RGPD

AIPD : qui est concerné, comment la mener

L'Analyse d'Impact relative à la Protection des Données (Article 35) est obligatoire dans certains cas. Voici les déclencheurs concrets et la méthode pour la mener sans paniquer.

Équipe RGPD Vision 1 avril 2026 8 min de lecture

L'AIPD — pour Analyse d'Impact relative à la Protection des Données — est l'obligation la plus mal comprise du RGPD. Beaucoup pensent qu'elle ne concerne que les hôpitaux et les banques. C'est faux. Voici quand elle s'applique vraiment, et comment la mener efficacement.

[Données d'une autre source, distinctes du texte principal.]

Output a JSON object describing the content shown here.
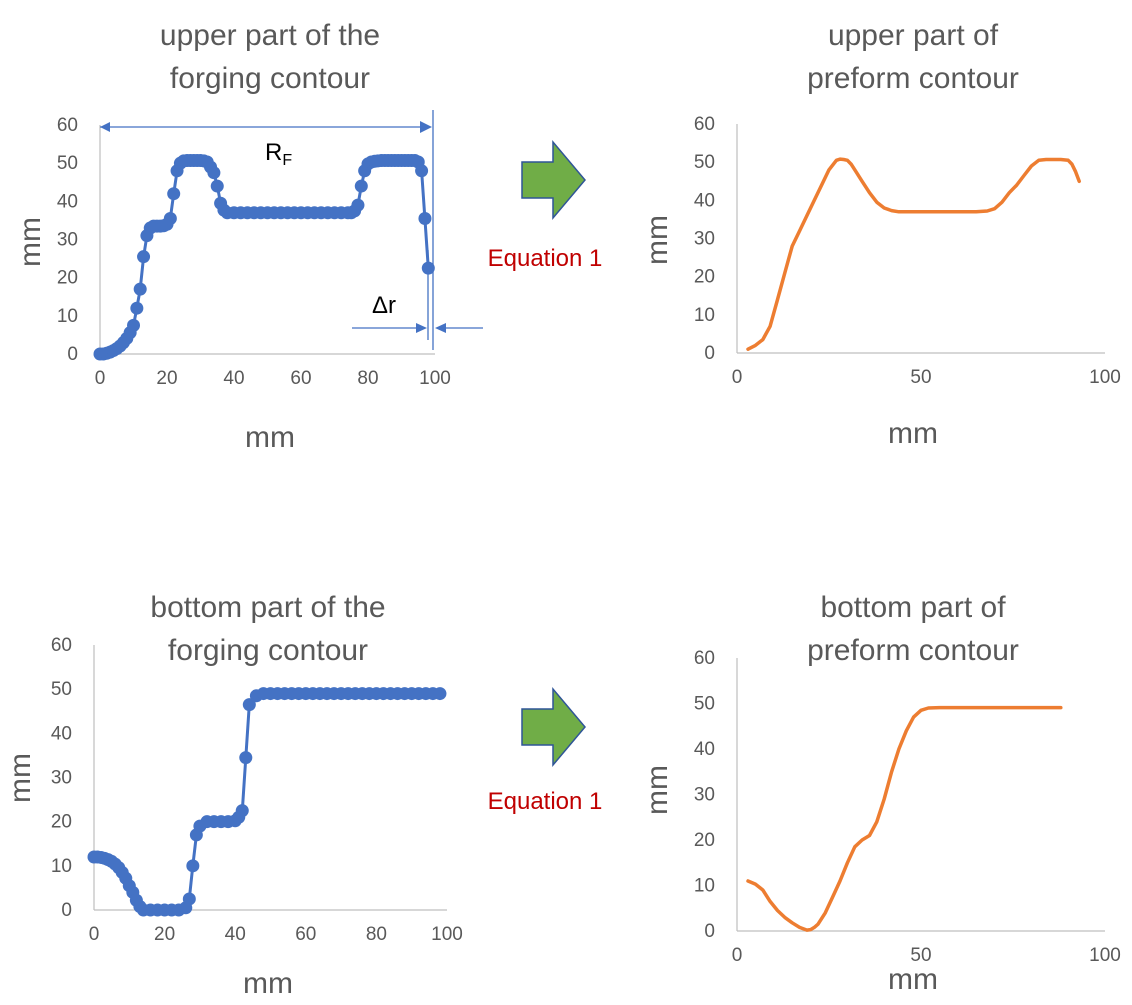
{
  "colors": {
    "forging_series": "#4472c4",
    "preform_series": "#ed7d31",
    "arrow_fill": "#70ad47",
    "arrow_stroke": "#2f5597",
    "equation_text": "#c00000",
    "dimension_line": "#4472c4"
  },
  "icons": {
    "arrow": "right-arrow-icon"
  },
  "equation_label": "Equation 1",
  "annotations": {
    "rf_main": "R",
    "rf_sub": "F",
    "dr": "Δr"
  },
  "chart_data": [
    {
      "id": "forging-upper",
      "type": "line",
      "title_lines": [
        "upper part of the",
        "forging contour"
      ],
      "xlabel": "mm",
      "ylabel": "mm",
      "xlim": [
        0,
        100
      ],
      "ylim": [
        0,
        60
      ],
      "xticks": [
        0,
        20,
        40,
        60,
        80,
        100
      ],
      "yticks": [
        0,
        10,
        20,
        30,
        40,
        50,
        60
      ],
      "grid": false,
      "legend": "none",
      "markers": true,
      "series": [
        {
          "x": [
            0,
            1,
            2,
            3,
            4,
            5,
            6,
            7,
            8,
            9,
            10,
            11,
            12,
            13,
            14,
            15,
            16,
            17,
            18,
            19,
            20,
            21,
            22,
            23,
            24,
            25,
            26,
            27,
            28,
            29,
            30,
            31,
            32,
            33,
            34,
            35,
            36,
            37,
            38,
            40,
            42,
            44,
            46,
            48,
            50,
            52,
            54,
            56,
            58,
            60,
            62,
            64,
            66,
            68,
            70,
            72,
            74,
            75,
            76,
            77,
            78,
            79,
            80,
            81,
            82,
            83,
            84,
            85,
            86,
            87,
            88,
            89,
            90,
            91,
            92,
            93,
            94,
            95,
            96,
            97,
            98
          ],
          "y": [
            0,
            0,
            0.2,
            0.5,
            0.9,
            1.4,
            2.1,
            3,
            4.1,
            5.6,
            7.5,
            12,
            17,
            25.5,
            31,
            33,
            33.5,
            33.5,
            33.5,
            33.6,
            34,
            35.5,
            42,
            48,
            50,
            50.6,
            50.7,
            50.7,
            50.7,
            50.7,
            50.7,
            50.6,
            50.3,
            49,
            47.5,
            44,
            39.5,
            37.7,
            37,
            37,
            37,
            37,
            37,
            37,
            37,
            37,
            37,
            37,
            37,
            37,
            37,
            37,
            37,
            37,
            37,
            37,
            37,
            37,
            37.5,
            39,
            44,
            48,
            49.8,
            50.3,
            50.5,
            50.6,
            50.7,
            50.7,
            50.7,
            50.7,
            50.7,
            50.7,
            50.7,
            50.7,
            50.7,
            50.7,
            50.7,
            50.3,
            48,
            35.5,
            22.5
          ]
        }
      ]
    },
    {
      "id": "preform-upper",
      "type": "line",
      "title_lines": [
        "upper part of",
        "preform contour"
      ],
      "xlabel": "mm",
      "ylabel": "mm",
      "xlim": [
        0,
        100
      ],
      "ylim": [
        0,
        60
      ],
      "xticks": [
        0,
        50,
        100
      ],
      "yticks": [
        0,
        10,
        20,
        30,
        40,
        50,
        60
      ],
      "grid": false,
      "legend": "none",
      "markers": false,
      "series": [
        {
          "x": [
            3,
            5,
            7,
            9,
            11,
            13,
            15,
            17,
            19,
            21,
            23,
            25,
            27,
            28,
            29,
            30,
            31,
            32,
            34,
            36,
            38,
            40,
            42,
            44,
            46,
            50,
            55,
            60,
            65,
            68,
            70,
            72,
            74,
            76,
            78,
            80,
            82,
            84,
            86,
            88,
            90,
            91,
            92,
            93
          ],
          "y": [
            1,
            2,
            3.5,
            7,
            14,
            21,
            28,
            32,
            36,
            40,
            44,
            48,
            50.5,
            50.8,
            50.7,
            50.5,
            49.5,
            48,
            45,
            42,
            39.5,
            38,
            37.3,
            37,
            37,
            37,
            37,
            37,
            37,
            37.2,
            37.8,
            39.5,
            42,
            44,
            46.5,
            49,
            50.5,
            50.7,
            50.7,
            50.7,
            50.5,
            49.5,
            47.5,
            45
          ]
        }
      ]
    },
    {
      "id": "forging-bottom",
      "type": "line",
      "title_lines": [
        "bottom part of the",
        "forging contour"
      ],
      "xlabel": "mm",
      "ylabel": "mm",
      "xlim": [
        0,
        100
      ],
      "ylim": [
        0,
        60
      ],
      "xticks": [
        0,
        20,
        40,
        60,
        80,
        100
      ],
      "yticks": [
        0,
        10,
        20,
        30,
        40,
        50,
        60
      ],
      "grid": false,
      "legend": "none",
      "markers": true,
      "series": [
        {
          "x": [
            0,
            1,
            2,
            3,
            4,
            5,
            6,
            7,
            8,
            9,
            10,
            11,
            12,
            13,
            14,
            16,
            18,
            20,
            22,
            24,
            26,
            27,
            28,
            29,
            30,
            32,
            34,
            36,
            38,
            40,
            41,
            42,
            43,
            44,
            46,
            48,
            50,
            52,
            54,
            56,
            58,
            60,
            62,
            64,
            66,
            68,
            70,
            72,
            74,
            76,
            78,
            80,
            82,
            84,
            86,
            88,
            90,
            92,
            94,
            96,
            98
          ],
          "y": [
            12,
            12,
            11.9,
            11.7,
            11.4,
            11,
            10.4,
            9.6,
            8.5,
            7.2,
            5.5,
            4,
            2.2,
            0.8,
            0,
            0,
            0,
            0,
            0,
            0,
            0.5,
            2.5,
            10,
            17,
            19,
            20,
            20,
            20,
            20,
            20.2,
            21,
            22.5,
            34.5,
            46.5,
            48.5,
            49,
            49,
            49,
            49,
            49,
            49,
            49,
            49,
            49,
            49,
            49,
            49,
            49,
            49,
            49,
            49,
            49,
            49,
            49,
            49,
            49,
            49,
            49,
            49,
            49,
            49
          ]
        }
      ]
    },
    {
      "id": "preform-bottom",
      "type": "line",
      "title_lines": [
        "bottom part of",
        "preform contour"
      ],
      "xlabel": "mm",
      "ylabel": "mm",
      "xlim": [
        0,
        100
      ],
      "ylim": [
        0,
        60
      ],
      "xticks": [
        0,
        50,
        100
      ],
      "yticks": [
        0,
        10,
        20,
        30,
        40,
        50,
        60
      ],
      "grid": false,
      "legend": "none",
      "markers": false,
      "series": [
        {
          "x": [
            3,
            5,
            7,
            9,
            11,
            13,
            15,
            17,
            19,
            20,
            21,
            22,
            24,
            26,
            28,
            30,
            32,
            34,
            36,
            38,
            40,
            42,
            44,
            46,
            48,
            50,
            52,
            55,
            60,
            70,
            80,
            88
          ],
          "y": [
            11,
            10.3,
            9,
            6.5,
            4.5,
            3,
            1.8,
            0.8,
            0.2,
            0.3,
            0.8,
            1.5,
            4,
            7.5,
            11,
            15,
            18.5,
            20,
            21,
            24,
            29,
            35,
            40,
            44,
            47,
            48.5,
            49,
            49.1,
            49.1,
            49.1,
            49.1,
            49.1
          ]
        }
      ]
    }
  ]
}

Quand une AIPD est-elle obligatoire ?

L'Article 35 du RGPD impose une AIPD lorsqu'un traitement "est susceptible d'engendrer un risque élevé pour les droits et libertés des personnes physiques". La CNIL a publié une liste de critères : si votre traitement coche au moins 2 critères sur 9, l'AIPD est obligatoire.

Les critères concrets

  1. Évaluation ou notation (scoring crédit, profilage marketing approfondi)
  2. Décision automatisée avec effet juridique (refus de prêt automatique)
  3. Surveillance systématique (vidéosurveillance étendue, géolocalisation salariés)
  4. Données sensibles au sens de l'Article 9 (santé, opinions, biométrie)
  5. Données traitées à grande échelle
  6. Croisement de fichiers
  7. Personnes vulnérables (mineurs, salariés, patients)
  8. Usage innovant (IA, IoT, biométrie)
  9. Traitement empêchant l'accès à un service ou un contrat

Cas concrets pour les TPE/PME

  • Vidéosurveillance des locaux + identification des salariés → AIPD obligatoire
  • Géolocalisation des véhicules de fonction → AIPD obligatoire
  • Contrôle d'accès biométrique (empreinte, reconnaissance faciale) → AIPD obligatoire
  • Dossiers médicaux ou de santé (cabinet médical, kiné) → AIPD obligatoire
  • Scoring marketing automatisé sur une base > 10 000 contacts → AIPD probable

Pour la simple gestion clients d'un commerçant ou d'un artisan, en revanche, l'AIPD n'est pas requise.

La méthode AIPD en 5 étapes

1. Décrire le traitement

Reprenez les éléments du registre (Article 30) et complétez par les flux de données détaillés : qui collecte, qui traite, qui consulte, qui transmet, qui supprime. Schéma utile.

2. Évaluer la nécessité et la proportionnalité

Le traitement est-il indispensable ? Existe-t-il une alternative moins intrusive ? Ce questionnement est obligatoire avant de continuer.

3. Identifier les risques

Pour chaque type de menace, évaluez :

  • La gravité potentielle pour la personne (négligeable, limitée, importante, maximale)
  • La probabilité que le risque se réalise (faible, moyenne, forte, maximale)

Trois grandes catégories de menaces à considérer : accès illégitime, modification non désirée, disparition des données.

4. Définir les mesures

Pour chaque risque non acceptable, prévoyez des mesures techniques (chiffrement, double authentification, sauvegardes) et organisationnelles (politique de mots de passe, formation, procédure de signalement).

5. Valider et documenter

Le résultat de l'AIPD doit être documenté formellement. Si la valeur résiduelle des risques reste élevée, vous devez consulter la CNIL avant de démarrer le traitement (Article 36).

Une AIPD, ça prend combien de temps ?

Avec un outil dédié et des modèles préremplis : 1 à 2 heures pour une AIPD courante. Sans outil et sans méthodologie : plusieurs jours, et beaucoup d'anxiété.

L'AIPD est-elle un document figé ?

Non. L'AIPD doit être réévaluée en cas de changement significatif du traitement, et au moins tous les 3 ans pour vérifier qu'elle est toujours d'actualité.

Conclusion

L'AIPD n'est pas un exercice formel. C'est un vrai outil de gouvernance qui force à se poser les bonnes questions avant de lancer un traitement à risque. Bien menée, elle protège l'entreprise — et les personnes concernées.